Law and Economics of Predatory Pricing, The

Innovation and Economic Growth and Competition Policy and Antitrust

Article Snapshot


Bruce Kobayashi


in Antitrust Law and Economics, Keith N. Hylton, ed., Edward Elgar Publishing, 2010, pp. 116-156


This chapter analyzes the history and economic feasibility of predatory pricing and how it should be dealt with.

Policy Relevance

Rules that are easy to interpret and implement are necessary when attempting to prevent predatory pricing.

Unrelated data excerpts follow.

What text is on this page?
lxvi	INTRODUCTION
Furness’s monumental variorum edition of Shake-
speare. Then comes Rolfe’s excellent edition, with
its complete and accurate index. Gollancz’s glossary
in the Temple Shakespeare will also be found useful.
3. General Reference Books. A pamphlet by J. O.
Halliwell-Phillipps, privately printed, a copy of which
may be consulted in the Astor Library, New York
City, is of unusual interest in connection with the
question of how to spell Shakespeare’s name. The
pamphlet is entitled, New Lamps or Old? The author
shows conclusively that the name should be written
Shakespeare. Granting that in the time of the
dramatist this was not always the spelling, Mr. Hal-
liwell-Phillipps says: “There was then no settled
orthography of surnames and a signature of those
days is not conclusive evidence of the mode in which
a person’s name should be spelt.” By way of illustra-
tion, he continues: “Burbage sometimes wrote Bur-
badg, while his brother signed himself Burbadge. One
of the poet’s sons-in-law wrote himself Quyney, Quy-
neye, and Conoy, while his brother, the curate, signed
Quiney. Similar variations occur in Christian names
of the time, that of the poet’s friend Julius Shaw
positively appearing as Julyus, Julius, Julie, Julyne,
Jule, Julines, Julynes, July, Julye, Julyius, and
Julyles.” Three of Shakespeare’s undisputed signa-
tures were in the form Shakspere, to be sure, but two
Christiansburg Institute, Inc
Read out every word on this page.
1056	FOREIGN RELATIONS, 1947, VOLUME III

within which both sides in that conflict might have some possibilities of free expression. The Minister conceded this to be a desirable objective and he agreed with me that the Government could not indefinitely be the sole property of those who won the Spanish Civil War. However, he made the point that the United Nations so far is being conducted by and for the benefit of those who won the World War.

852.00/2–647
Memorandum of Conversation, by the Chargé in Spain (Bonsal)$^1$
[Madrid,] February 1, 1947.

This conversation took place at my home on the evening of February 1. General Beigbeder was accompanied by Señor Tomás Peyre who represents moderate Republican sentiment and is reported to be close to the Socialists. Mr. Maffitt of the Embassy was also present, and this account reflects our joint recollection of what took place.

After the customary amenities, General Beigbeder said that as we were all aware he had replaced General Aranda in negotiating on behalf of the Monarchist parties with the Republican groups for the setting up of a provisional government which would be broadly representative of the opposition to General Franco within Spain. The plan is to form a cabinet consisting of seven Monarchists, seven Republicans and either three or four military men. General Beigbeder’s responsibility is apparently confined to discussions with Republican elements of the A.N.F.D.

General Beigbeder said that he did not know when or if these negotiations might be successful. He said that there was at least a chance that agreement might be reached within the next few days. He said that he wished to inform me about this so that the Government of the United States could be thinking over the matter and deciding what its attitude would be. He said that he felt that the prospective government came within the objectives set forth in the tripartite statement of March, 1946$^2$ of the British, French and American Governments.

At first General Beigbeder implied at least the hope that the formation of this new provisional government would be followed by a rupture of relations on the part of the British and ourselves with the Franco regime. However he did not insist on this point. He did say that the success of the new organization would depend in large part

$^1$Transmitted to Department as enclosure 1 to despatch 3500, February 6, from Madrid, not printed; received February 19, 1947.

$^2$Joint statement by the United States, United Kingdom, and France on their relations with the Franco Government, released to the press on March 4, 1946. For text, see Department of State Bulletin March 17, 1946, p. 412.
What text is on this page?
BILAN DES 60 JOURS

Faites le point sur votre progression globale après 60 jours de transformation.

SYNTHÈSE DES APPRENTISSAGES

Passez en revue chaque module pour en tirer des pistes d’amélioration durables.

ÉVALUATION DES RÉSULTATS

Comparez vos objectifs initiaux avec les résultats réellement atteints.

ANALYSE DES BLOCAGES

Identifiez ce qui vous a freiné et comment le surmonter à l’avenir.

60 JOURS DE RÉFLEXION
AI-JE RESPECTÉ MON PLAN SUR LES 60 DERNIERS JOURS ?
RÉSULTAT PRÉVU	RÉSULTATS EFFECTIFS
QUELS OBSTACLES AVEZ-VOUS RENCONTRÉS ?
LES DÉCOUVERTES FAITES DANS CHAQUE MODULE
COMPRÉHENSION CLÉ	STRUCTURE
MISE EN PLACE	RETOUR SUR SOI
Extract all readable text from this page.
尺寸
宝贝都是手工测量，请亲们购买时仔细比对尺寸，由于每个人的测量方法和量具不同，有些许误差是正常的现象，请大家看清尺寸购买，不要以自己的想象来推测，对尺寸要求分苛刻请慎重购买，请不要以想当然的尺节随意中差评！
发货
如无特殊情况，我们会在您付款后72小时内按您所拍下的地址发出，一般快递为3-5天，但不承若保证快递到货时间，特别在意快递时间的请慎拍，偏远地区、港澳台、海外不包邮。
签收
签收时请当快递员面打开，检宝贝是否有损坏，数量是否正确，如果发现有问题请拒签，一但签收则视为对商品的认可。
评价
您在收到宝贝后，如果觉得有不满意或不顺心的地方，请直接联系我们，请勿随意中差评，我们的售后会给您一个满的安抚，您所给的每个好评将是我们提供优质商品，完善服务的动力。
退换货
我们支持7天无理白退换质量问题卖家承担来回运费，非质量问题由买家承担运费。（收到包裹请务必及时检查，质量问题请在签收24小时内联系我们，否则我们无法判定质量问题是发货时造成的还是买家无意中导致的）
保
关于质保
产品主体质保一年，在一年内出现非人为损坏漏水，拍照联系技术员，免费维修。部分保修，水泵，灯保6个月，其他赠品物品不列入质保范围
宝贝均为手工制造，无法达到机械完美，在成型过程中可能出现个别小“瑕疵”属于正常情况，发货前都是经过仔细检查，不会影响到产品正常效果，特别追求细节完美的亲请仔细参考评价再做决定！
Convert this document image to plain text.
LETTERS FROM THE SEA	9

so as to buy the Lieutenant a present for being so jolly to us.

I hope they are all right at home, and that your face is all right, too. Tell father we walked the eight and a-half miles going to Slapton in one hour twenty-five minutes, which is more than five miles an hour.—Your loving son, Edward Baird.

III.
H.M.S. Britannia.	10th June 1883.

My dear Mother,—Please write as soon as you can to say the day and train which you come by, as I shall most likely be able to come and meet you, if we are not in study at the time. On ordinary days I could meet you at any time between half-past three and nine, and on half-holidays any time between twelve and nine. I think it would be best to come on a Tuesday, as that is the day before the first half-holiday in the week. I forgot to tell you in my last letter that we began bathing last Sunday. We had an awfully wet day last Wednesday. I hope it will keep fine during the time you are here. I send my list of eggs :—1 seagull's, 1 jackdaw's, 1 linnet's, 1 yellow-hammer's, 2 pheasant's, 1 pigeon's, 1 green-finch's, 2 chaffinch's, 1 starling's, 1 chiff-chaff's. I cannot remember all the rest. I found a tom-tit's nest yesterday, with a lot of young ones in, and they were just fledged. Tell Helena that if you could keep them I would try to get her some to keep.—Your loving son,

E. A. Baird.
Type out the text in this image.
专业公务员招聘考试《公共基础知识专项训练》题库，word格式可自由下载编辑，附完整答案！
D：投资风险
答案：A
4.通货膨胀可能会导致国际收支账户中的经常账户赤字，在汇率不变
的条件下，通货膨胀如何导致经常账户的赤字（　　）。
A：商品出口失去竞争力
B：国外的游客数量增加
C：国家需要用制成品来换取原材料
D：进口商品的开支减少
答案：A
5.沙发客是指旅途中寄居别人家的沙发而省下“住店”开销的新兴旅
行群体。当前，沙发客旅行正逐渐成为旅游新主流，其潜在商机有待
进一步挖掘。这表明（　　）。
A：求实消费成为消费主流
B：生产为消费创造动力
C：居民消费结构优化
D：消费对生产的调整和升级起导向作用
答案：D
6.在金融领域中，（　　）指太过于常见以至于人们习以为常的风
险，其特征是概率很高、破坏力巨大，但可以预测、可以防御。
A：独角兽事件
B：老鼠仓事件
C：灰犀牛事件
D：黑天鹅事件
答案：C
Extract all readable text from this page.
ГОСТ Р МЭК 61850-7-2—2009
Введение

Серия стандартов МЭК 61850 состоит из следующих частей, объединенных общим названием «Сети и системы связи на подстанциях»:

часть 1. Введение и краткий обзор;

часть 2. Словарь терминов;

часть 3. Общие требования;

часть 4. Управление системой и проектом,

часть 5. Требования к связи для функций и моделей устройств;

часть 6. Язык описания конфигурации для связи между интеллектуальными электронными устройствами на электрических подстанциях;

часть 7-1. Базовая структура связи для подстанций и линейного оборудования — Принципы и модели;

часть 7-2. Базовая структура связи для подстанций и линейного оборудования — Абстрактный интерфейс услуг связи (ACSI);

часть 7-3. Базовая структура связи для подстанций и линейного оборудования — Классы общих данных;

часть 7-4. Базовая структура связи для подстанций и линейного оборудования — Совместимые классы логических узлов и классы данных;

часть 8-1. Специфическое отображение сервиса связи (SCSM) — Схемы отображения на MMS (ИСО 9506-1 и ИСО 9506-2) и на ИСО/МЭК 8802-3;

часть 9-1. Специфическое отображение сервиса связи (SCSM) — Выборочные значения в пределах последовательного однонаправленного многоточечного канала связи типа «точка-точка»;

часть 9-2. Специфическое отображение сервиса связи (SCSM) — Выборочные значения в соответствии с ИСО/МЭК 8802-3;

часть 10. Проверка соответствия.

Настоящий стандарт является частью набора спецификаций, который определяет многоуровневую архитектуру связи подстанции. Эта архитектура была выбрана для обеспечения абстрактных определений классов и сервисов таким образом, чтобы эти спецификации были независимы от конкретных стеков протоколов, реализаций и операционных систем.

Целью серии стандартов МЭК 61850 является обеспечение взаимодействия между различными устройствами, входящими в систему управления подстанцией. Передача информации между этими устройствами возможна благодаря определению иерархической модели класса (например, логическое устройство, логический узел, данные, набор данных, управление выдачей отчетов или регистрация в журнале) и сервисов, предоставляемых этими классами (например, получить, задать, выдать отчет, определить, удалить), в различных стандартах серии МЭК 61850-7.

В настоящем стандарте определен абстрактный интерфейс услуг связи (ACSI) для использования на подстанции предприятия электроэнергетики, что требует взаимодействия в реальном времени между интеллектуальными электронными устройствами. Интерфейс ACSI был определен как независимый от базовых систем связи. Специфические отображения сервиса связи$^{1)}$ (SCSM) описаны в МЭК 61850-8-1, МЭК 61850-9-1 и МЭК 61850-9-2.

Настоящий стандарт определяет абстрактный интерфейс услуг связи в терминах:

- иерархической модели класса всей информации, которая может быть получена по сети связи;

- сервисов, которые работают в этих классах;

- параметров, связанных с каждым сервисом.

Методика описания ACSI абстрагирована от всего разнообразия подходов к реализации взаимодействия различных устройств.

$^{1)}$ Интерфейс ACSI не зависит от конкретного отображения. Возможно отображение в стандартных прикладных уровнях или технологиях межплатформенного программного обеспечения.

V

Otherwise, procompetitive pricing may be unnecessarily prevented by accident.

Main Points

  • Predatory pricing is when a company sets prices on their product so low that they lose short term profits in an attempt to drive competitors out of the market.  In theory, the company can then recoup the lost profits by raising prices when the competitors have left.

  • Predatory pricing hurts the general market by reducing competition.  While consumers get the short term benefit of low prices they pay more in the long run.

  • Historically there has been some skepticism about feasible use of predatory pricing, and whether or not it can be implemented successfully.  More recent literature suggests that it can be implemented, and may exist in the marketplace.

  • This new understanding of predatory pricing has created some pressure for the creation of new regulation that would help prevent such pricing schemes.  However, the complexity of successfully implementing such structures may be prohibitive.

  • Any set of regulations targeted towards stricter control of pricing runs the risk of also preventing procompetitive pricing, which drives down the cost of consumer goods in the market.

  • Traditionally the courts have used a test that is solely suspicious of companies that are selling products below the cost to create them.  While this test does not prevent all forms of predatory pricing, it creates a clear, consistent, and easily enforceable rule that does not constrain procompetitive pricing.